October 11, 2004 10:23 AM   Subscribe

Derrida's legacy, "For a justice to come." An uninterpretation.
posted by semmi (8 comments total)
Deserves attentive reading.
posted by semmi at 10:26 AM on October 11, 2004

Very good--he wasn't the ivory tower academic that people think he was. I love the ending part about messianicity without messianism. Thanks, semmi.
posted by amberglow at 10:45 AM on October 11, 2004

I know this was a serious FPP linking to a serious article, but I swear to Baal that all I could think of when I read this was "Take off every Zig...for a justice to come."
posted by Sidhedevil at 11:21 AM on October 11, 2004

I wish more leftist European intellectuals were capable of saying things like this:

"[The US] is a very legalistic country rich in displays of political liberty which would not be tolerated in a good many other countries. I am not only thinking of countries known to be non-democratic but also of our own Western European democracies. In the United States, when I saw those massive marches against the imminent war in Iraq, in front of the White House, right by Bush’s offices, I said to myself that if in France protesters assembled in their thousands and marched in front of the Elysée in a similar situation, that would not be tolerated."
posted by languagehat at 12:36 PM on October 11, 2004

Yes, this was a wonderful article. It makes me wish I had the patience to work through his more abstract philosophical work, a sensation I often feel after reading or listening to interviews with the philosophical giants. Thanks semmi.
posted by louigi at 4:08 PM on October 11, 2004

I thought profound his concept of democracy suffering from an auto-immune disorder, squelching itself to ward off a perceived threat to an ostensibly democratic body politic. Derrida mentioned both the US and Israel as examples: manifestly so, I believe.
posted by rdone at 4:47 PM on October 11, 2004

Thread seems well and truly dead I know but anyway...
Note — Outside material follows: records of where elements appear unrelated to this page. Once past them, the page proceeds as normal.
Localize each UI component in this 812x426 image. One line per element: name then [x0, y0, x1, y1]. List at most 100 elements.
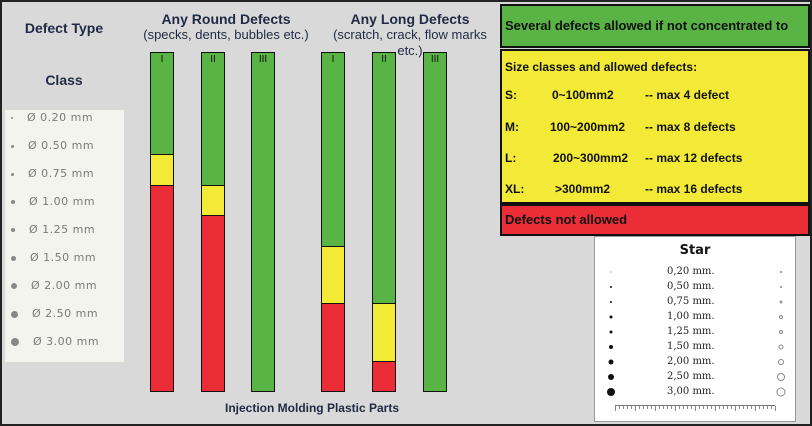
- ruler-scale: [615, 405, 776, 416]
- round-class-bar: II: [201, 52, 225, 392]
- ruler-tick: [747, 406, 748, 409]
- ruler-tick: [723, 406, 724, 409]
- dot-icon: [11, 172, 14, 176]
- dot-icon: [11, 144, 14, 148]
- long-class-bar: III: [423, 52, 447, 392]
- legend-green: Several defects allowed if not concentra…: [500, 4, 810, 73]
- outline-dot-icon: [778, 359, 784, 365]
- long-defects-subtitle: (scratch, crack, flow marks etc.): [333, 27, 487, 58]
- ruler-tick: [671, 406, 672, 409]
- size-code-s: S:: [505, 88, 517, 102]
- filled-dot-icon: [608, 374, 614, 380]
- yellow-segment: [202, 184, 224, 216]
- star-row: 2,50 mm.: [595, 370, 795, 384]
- red-segment: [373, 360, 395, 391]
- star-row: 1,00 mm.: [595, 310, 795, 324]
- ruler-tick: [615, 406, 616, 411]
- class-numeral: III: [430, 54, 440, 65]
- filled-dot-icon: [607, 388, 615, 396]
- yellow-segment: [322, 245, 344, 304]
- dot-icon: [11, 255, 16, 261]
- size-allowed-s: -- max 4 defect: [645, 88, 730, 102]
- yellow-segment: [151, 154, 173, 185]
- ruler-tick: [683, 406, 684, 409]
- size-range-l: 200~300mm2: [553, 151, 629, 165]
- size-allowed-l: -- max 12 defects: [645, 151, 743, 165]
- ruler-tick: [651, 406, 652, 409]
- filled-dot-icon: [609, 330, 613, 334]
- ruler-tick: [711, 406, 712, 409]
- outline-dot-icon: [779, 300, 783, 304]
- ruler-tick: [715, 406, 716, 411]
- scale-row: Ø 1.50 mm: [11, 250, 96, 266]
- star-row: 0,75 mm.: [595, 295, 795, 309]
- ruler-tick: [775, 406, 776, 411]
- ruler-tick: [755, 406, 756, 411]
- ruler-tick: [655, 406, 656, 411]
- dot-icon: [11, 310, 18, 318]
- long-class-bar: I: [321, 52, 345, 392]
- ruler-tick: [691, 406, 692, 409]
- size-range-s: 0~100mm2: [552, 88, 614, 102]
- ruler-tick: [719, 406, 720, 409]
- star-title: Star: [679, 243, 711, 258]
- scale-row: Ø 3.00 mm: [11, 334, 99, 350]
- outline-dot-icon: [780, 271, 782, 273]
- filled-dot-icon: [610, 286, 612, 288]
- ruler-tick: [679, 406, 680, 409]
- class-numeral: III: [258, 54, 268, 65]
- size-range-xl: >300mm2: [555, 182, 611, 196]
- size-range-m: 100~200mm2: [550, 120, 626, 134]
- scale-row: Ø 0.75 mm: [11, 166, 94, 182]
- star-row: 2,00 mm.: [595, 355, 795, 369]
- filled-dot-icon: [610, 301, 612, 303]
- filled-dot-icon: [610, 271, 612, 273]
- scale-row: Ø 1.00 mm: [11, 194, 95, 210]
- dot-icon: [11, 228, 15, 232]
- ruler-tick: [735, 406, 736, 411]
- long-class-bar: II: [372, 52, 396, 392]
- ruler-tick: [639, 406, 640, 409]
- ruler-tick: [699, 406, 700, 409]
- dot-icon: [11, 338, 19, 346]
- size-allowed-m: -- max 8 defects: [645, 120, 736, 134]
- outline-dot-icon: [780, 286, 782, 288]
- dot-size-scale: Ø 0.20 mm Ø 0.50 mm Ø 0.75 mm Ø 1.00 mm …: [5, 110, 124, 362]
- class-numeral: II: [381, 54, 387, 65]
- ruler-tick: [727, 406, 728, 409]
- ruler-tick: [763, 406, 764, 409]
- size-code-xl: XL:: [505, 182, 525, 196]
- dot-icon: [11, 200, 15, 204]
- legend-yellow: Size classes and allowed defects: S: 0~1…: [500, 49, 810, 204]
- star-row: 3,00 mm.: [595, 385, 795, 399]
- ruler-tick: [731, 406, 732, 409]
- long-defects-title: Any Long Defects: [350, 11, 470, 27]
- ruler-tick: [767, 406, 768, 409]
- scale-row: Ø 2.00 mm: [11, 278, 97, 294]
- ruler-tick: [623, 406, 624, 409]
- round-class-bar: I: [150, 52, 174, 392]
- class-label: Class: [45, 72, 83, 88]
- size-code-m: M:: [505, 120, 519, 134]
- ruler-tick: [695, 406, 696, 411]
- ruler-tick: [687, 406, 688, 409]
- footer-caption: Injection Molding Plastic Parts: [224, 401, 400, 415]
- red-segment: [151, 184, 173, 391]
- ruler-tick: [707, 406, 708, 409]
- ruler-tick: [759, 406, 760, 409]
- ruler-tick: [643, 406, 644, 409]
- outline-dot-icon: [779, 330, 783, 334]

I said to myself that if in France protesters assembled in their thousands and marched in front of the Elysée in a similar situation, that would not be tolerated.

Except, languagehat, that he's fundamentally wrong. France has a tradition of union militancy and public disorder which simply doesn't exist in the USA. Their misbehaviour is as often as not met with indifference if not outright connivance by the French political elite - the European Commission has had to step in a number of times due to the effect that this has had on intra-community trade with the cases ending up in the European Court of Justice.
posted by dmt at 6:01 PM on October 12, 2004

Maybe he's thinking of things like the killing of 200 members of a peaceful march in Paris attacked by a 20,000 strong force of French police. Yes, the French have an amazing tolerance for disruptive strikes. Large-scale protest marches (against the government, not against other countries' wars) are another matter. I think I'll take Derrida's judgment in this matter over yours -- nothing personal, but you are (I gather) a Brit, and he was (after all) French.